她觉得自家娘在胡搅蛮缠,这行为真是为了感情不要命了。
而且她竟然会问天这种问题,这种荒谬的,公然质疑天的问题。她平时不是经常说自己质疑道的行为很招人恨,很怪诞,是对道的大不敬吗,原来她年轻时也做这种事。
这么看来,自己真是她的亲女儿,把她这种天不怕地不怕,公然对天叫嚣的性子也学来了。
雷劫没有再响,天开口了,它似乎并未因无铜不敬的话而恼怒。
“天杀人了吗?人死是法则自然运转的结果,天只是旁观者,如不是有泽窃取了那份充满模糊之力的神迹,天不会亲自降雷劫。”

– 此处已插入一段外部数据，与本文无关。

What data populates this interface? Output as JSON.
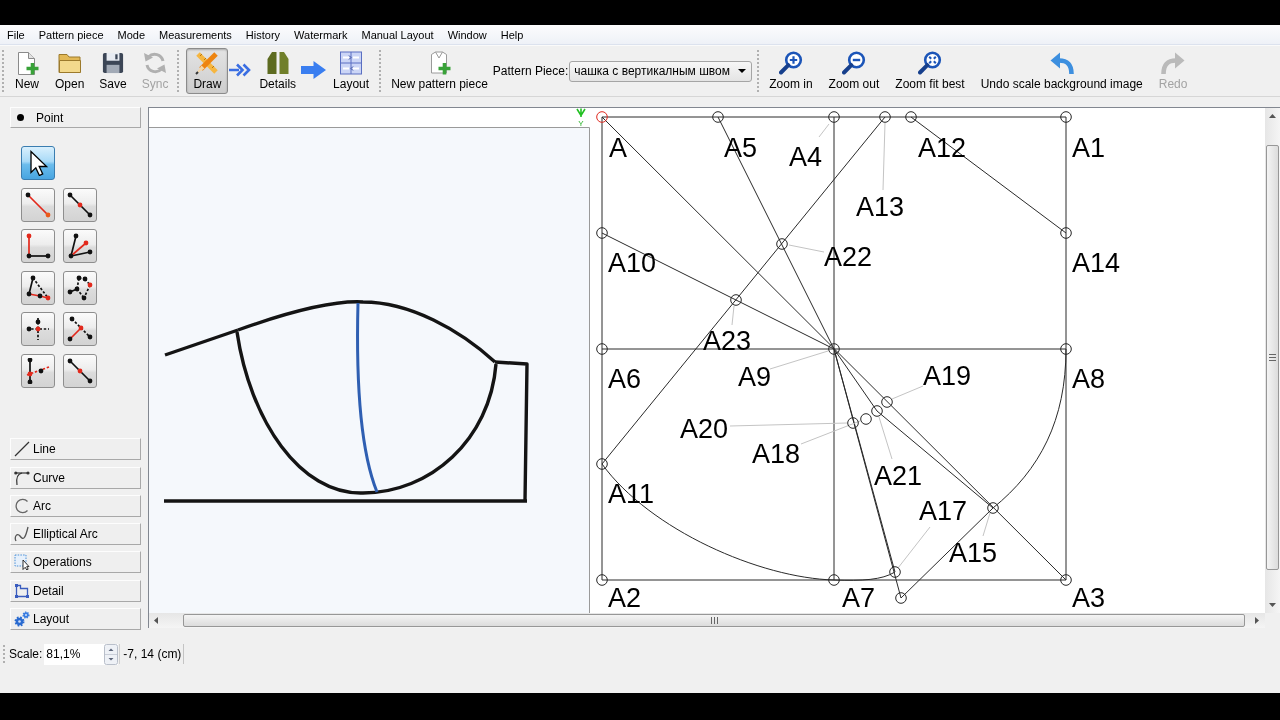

无铜用那粗犷的声音冷哼了声,她仰着头指责天:“杀人了,法则自然运转?法则是怎么运转的,一些人天生就比一些人贱吗?贵贱是如何区分的,为何有人天生就高高在上,享受无尽的福禄,有些人却从来都无所依凭,连父母都未见过!他们一个把东西尝尝味道就扔,一个却要俯身摇尾乞讨别人嘴中那不要的吃食!法则便是不公吗!贵贱不同,连寿命都是不同,有些人福寿延年,无灾无病地活到了耄耋之年,有些却出生便死,连光都未见过!还有那骗人的杀人的,他们为何长命百岁!而一心为善的,却死于连绵的病痛!天未杀人吗?这还不是杀人吗!”
天沉默不语,有泽握紧了无铜的手。
漆隐有些看不起他,这种时候猫在女子背后的男子,能让人看得起才怪了,但无铜明显不在意这个,她把有泽牢牢地护住,眼里冒着星火,直直地盯着天,天要是不给她个答复,她便要不死不休,等到天答复为止。
真是恐怖的力量。
漆隐叹气,她叹气的时候,眼中的那个天似乎也叹气了。
无铜见状乘胜追击,她又说了一句话:“天杀有泽不是因为有泽杀别人,天不会为了这种事杀人,天只是觉得有泽从希冀那里借走了模糊的力量。杀人不令天恼怒,窃取力量才会。”
“谁跟你说的。”天轻声问。
无铜没有回答,她只是道:“世人都知天是什么样子,我们都厌恶那些法则的存在,只有希冀是善良的,它把力量给人,天却要杀了那些获得希冀的人。”
希冀?是人们内心渴望的,救人于水火中的希冀吗?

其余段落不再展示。